Brains from these mice were collected, however postmortem analysis of cannula placement of GCaMP6 transfection was not carried out in all mice. This was based on our experience with this method, in that the quality and characteristic pattern of activity seen, as well as corresponding LH secretion following an SE, was indicative of successful cannula placement and transfection. Incorrectly placed cannular failed to show SEs. A trial was done with 3 mice and cannula placement was found to be in the caudal ARC (cARC) with GFP (attached to GCaMP) restricted to the cARC. A statement has been added on lines 306-313 regarding this.

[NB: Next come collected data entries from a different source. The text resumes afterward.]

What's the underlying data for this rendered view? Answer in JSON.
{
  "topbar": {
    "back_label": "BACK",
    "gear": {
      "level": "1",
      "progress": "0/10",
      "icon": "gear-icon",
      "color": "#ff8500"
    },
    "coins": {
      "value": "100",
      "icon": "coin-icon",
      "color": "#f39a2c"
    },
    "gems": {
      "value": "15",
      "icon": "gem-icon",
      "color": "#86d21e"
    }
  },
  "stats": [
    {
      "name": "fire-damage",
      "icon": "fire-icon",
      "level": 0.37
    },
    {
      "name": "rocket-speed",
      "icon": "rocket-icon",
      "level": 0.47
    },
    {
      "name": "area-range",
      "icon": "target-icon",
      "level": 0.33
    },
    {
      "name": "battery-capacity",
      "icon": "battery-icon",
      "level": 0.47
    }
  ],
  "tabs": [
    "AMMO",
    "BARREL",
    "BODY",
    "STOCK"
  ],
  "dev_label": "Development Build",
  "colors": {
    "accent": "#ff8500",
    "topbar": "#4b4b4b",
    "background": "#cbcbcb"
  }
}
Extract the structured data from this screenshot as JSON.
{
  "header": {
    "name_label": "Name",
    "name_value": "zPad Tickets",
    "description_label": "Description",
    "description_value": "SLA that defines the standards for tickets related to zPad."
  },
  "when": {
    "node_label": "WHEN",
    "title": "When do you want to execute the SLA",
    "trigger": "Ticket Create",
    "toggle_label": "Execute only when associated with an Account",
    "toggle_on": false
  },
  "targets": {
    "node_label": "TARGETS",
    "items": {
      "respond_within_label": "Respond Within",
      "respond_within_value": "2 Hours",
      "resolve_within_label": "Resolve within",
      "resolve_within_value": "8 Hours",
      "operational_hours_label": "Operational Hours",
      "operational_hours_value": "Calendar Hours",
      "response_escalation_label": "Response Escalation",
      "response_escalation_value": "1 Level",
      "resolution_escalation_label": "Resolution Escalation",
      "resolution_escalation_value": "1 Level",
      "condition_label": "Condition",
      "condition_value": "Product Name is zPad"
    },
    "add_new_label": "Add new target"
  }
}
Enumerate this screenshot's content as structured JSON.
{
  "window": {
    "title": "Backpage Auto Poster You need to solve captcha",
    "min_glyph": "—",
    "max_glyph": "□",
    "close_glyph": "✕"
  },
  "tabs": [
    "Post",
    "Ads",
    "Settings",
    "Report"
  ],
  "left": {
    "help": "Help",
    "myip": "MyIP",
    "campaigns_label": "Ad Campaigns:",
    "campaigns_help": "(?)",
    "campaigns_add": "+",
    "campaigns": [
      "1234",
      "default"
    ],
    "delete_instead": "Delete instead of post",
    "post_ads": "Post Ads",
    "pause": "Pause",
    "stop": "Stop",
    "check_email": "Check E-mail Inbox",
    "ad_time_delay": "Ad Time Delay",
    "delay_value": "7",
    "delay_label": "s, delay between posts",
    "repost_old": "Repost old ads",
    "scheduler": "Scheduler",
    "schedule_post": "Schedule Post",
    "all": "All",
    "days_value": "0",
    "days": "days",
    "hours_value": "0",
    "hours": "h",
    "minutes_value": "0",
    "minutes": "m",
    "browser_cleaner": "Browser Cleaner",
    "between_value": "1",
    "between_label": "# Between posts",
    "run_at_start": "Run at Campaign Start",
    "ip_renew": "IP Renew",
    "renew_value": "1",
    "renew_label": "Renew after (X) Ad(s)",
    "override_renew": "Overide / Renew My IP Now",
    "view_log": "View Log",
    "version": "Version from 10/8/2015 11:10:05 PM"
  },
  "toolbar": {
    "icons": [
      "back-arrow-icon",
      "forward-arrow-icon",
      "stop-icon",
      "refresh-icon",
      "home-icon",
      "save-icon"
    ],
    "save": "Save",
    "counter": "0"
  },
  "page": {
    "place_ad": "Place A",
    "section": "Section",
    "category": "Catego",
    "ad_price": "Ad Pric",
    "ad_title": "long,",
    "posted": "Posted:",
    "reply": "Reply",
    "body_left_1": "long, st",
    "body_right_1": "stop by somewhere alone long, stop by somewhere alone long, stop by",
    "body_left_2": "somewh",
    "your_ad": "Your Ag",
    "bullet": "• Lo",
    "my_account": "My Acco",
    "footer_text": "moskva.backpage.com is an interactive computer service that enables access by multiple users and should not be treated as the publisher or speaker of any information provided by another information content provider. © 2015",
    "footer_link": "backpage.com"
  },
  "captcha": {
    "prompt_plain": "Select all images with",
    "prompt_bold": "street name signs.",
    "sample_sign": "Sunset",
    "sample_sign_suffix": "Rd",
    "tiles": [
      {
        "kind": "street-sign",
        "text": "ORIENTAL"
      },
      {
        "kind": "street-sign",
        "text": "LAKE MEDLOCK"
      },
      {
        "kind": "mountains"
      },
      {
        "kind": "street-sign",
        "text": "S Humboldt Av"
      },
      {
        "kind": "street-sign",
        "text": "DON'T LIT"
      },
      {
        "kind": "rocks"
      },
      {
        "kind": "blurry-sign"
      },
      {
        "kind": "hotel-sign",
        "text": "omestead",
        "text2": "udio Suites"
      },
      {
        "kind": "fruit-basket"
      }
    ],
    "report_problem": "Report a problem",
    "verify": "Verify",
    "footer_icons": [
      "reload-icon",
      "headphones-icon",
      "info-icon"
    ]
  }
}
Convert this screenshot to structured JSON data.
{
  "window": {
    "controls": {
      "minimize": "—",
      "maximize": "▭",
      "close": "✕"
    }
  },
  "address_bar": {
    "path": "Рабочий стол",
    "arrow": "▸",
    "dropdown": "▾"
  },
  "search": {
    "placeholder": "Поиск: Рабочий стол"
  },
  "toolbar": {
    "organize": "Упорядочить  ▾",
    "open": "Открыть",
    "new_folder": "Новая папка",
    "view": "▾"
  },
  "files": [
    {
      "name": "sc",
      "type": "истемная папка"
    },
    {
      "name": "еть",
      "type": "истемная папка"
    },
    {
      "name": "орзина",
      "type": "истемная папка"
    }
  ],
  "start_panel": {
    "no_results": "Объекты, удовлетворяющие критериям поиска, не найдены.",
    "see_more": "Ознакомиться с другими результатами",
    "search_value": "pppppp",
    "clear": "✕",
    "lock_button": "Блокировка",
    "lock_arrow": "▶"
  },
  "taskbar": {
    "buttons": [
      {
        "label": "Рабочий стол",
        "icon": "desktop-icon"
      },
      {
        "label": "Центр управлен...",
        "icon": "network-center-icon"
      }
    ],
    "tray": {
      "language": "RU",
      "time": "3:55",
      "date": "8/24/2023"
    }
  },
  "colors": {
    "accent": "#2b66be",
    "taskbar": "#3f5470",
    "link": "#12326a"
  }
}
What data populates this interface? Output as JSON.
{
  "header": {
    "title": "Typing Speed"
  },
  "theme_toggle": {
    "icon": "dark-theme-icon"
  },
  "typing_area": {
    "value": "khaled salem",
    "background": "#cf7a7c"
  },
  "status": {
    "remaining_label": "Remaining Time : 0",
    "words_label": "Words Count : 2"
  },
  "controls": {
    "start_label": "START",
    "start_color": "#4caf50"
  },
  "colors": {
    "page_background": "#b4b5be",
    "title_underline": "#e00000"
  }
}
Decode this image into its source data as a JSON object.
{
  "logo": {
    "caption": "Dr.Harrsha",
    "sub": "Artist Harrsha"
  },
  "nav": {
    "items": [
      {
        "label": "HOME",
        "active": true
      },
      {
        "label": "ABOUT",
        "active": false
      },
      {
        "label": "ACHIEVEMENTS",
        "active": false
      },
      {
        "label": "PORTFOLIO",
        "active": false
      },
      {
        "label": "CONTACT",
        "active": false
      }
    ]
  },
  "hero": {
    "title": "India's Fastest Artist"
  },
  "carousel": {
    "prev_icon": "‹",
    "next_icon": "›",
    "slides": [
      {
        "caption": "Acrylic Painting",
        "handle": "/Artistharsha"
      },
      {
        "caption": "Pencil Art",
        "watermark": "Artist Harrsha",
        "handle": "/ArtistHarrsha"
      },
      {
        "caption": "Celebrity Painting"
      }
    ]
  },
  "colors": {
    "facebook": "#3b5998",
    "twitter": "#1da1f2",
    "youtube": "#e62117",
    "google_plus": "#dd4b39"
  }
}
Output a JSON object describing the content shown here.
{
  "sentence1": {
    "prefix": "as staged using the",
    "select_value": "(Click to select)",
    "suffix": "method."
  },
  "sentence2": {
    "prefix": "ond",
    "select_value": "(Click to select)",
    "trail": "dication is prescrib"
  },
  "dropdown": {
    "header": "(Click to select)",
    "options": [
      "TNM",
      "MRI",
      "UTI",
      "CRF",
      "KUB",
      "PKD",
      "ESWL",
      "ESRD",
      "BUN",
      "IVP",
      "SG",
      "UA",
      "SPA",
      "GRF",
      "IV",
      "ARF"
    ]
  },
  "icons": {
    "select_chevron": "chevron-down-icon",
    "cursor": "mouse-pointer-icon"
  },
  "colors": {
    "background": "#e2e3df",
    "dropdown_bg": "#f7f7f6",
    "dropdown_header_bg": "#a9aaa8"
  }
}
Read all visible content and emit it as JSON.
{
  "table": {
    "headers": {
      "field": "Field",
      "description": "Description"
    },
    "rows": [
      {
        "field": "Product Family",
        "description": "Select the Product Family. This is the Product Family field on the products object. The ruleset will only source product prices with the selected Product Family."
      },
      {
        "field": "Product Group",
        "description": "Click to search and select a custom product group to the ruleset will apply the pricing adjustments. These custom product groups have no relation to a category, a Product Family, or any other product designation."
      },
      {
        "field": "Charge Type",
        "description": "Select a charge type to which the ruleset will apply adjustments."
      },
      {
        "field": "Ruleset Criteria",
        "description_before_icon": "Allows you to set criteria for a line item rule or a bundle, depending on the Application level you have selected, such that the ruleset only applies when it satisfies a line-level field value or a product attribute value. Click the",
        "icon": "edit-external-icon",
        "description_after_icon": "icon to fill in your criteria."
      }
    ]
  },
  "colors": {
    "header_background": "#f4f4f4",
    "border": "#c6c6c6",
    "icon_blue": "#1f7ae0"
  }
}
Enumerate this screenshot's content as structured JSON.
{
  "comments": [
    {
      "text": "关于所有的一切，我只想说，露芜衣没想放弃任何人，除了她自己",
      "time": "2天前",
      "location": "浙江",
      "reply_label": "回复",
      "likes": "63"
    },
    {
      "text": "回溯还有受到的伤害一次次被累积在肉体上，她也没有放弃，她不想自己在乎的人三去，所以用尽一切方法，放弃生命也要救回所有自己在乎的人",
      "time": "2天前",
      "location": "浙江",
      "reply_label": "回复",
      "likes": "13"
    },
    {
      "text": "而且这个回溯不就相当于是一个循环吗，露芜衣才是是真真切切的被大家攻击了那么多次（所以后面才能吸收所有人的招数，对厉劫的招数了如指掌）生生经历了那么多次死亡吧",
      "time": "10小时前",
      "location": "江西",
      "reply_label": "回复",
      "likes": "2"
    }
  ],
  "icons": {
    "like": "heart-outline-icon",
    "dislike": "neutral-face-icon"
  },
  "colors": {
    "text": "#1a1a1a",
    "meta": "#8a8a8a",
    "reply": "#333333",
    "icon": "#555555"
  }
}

- Were male mice removed before birth? Please add to the methods section if not included.

Yes, male mice were removed after a sperm plug was seen and were never present at parturition. We have inserted additional details on line 95 to this effect.

Reviewer #3 (Recommendations For The Authors):

(1) Line 172: n=7-8 per group, yet in Supplementary Figure 2, n=6 per group.

These are referring to different groups of mice. N=7-8 is referring to the group size of mice in Figure 2 that were given mifepristone or vehicle control. In contrast the Supplementary figure 2 n number refers to the mice in the pilot study. Additional n number for the pilot study has been added on line 194.

(2) Line 314: Extended = suppl; Figure 3 = 1.

This has been corrected.

(3) Line 451: Figure 6C, does not exist.

This has been corrected.

Line 590: Reference 23 could be replaced by Ordog T et al 1998 Am J Physiol 274,E665 because it is later and more relevant to the topic.

This reference has been replaced with the suggested reference.